Put simply, the women of RAWA have reason to be concerned.
While the US has politically capitalized on the plight of Afghani women,
using their torment as evidence of the brutality of the Taliban regime, they
have made no effort to include RAWA or any other Afghani women’ group in
planning for a post-Taliban Afghani society.
Today the name Taliban is synonymous with misogyny and the oppression of
women.

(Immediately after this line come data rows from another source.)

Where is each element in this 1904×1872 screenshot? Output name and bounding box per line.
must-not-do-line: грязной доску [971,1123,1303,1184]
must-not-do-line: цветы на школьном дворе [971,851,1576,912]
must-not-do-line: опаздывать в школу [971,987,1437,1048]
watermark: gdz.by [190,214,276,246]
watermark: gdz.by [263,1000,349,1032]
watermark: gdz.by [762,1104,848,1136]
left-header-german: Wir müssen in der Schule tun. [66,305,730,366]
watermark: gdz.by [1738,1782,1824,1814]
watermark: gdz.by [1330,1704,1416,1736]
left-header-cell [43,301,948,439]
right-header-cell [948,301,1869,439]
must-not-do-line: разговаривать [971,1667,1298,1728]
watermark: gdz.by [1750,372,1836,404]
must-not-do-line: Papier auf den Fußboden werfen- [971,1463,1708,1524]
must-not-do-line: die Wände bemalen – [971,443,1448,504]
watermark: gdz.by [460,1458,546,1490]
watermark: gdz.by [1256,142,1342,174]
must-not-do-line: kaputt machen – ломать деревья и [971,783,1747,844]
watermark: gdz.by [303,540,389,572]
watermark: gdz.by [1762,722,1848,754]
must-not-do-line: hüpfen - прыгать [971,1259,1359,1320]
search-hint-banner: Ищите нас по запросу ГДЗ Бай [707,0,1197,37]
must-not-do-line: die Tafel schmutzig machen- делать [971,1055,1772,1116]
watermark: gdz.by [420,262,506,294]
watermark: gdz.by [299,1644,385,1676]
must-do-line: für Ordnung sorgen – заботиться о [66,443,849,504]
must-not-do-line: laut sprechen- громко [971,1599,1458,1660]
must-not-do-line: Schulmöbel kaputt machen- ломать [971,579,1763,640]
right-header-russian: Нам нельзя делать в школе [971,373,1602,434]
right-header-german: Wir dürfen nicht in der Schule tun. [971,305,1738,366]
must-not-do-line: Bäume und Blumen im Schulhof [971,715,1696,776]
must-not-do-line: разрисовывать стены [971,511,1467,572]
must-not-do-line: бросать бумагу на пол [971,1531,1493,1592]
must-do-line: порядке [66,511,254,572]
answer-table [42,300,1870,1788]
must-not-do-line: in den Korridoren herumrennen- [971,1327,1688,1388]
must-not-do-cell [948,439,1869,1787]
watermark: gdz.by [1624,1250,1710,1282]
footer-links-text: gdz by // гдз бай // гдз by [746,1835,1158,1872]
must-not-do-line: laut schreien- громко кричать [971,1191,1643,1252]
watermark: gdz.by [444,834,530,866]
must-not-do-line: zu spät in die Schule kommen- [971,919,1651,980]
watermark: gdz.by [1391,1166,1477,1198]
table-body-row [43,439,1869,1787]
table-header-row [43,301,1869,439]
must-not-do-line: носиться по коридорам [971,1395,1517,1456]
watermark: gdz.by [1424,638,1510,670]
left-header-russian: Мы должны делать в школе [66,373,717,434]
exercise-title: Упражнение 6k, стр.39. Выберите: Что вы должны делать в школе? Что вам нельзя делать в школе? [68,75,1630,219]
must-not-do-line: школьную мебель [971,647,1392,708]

Industrialized western
democracies, despite their own horrific rates of domestic violence and rape,
self-righteously define their opposition to the Taliban as a human rights
imperative. The Taliban is evil and
we represent righteousness. For the
US, this revisionism omits our role in creating the Mujahideen and the Taliban,
and in effect, causing the current cataclysmic oppression of women in
Afghanistan. It also ignores the
fact that as recently as July, we still attempted to curry political favor with
the Taliban. Had they turned over
bin Laden, in fact, we might never have opposed them.
Our sudden feminism is shallow and reeking of hypocrisy.
If our little war puts the Northern Alliance back into power, our complicity in the decade old war against Afghani women will be unforgivable. We can’t let this happen. Our botched policies in Afghanistan have caused enough suffering for Afghani women. Now that we’re back on the Afghani political landscape we shouldn’t repeat our mistakes. The women of Afghanistan and groups such as RAWA must be consulted as this war continues and must be included as major players in any post-war Afghani government.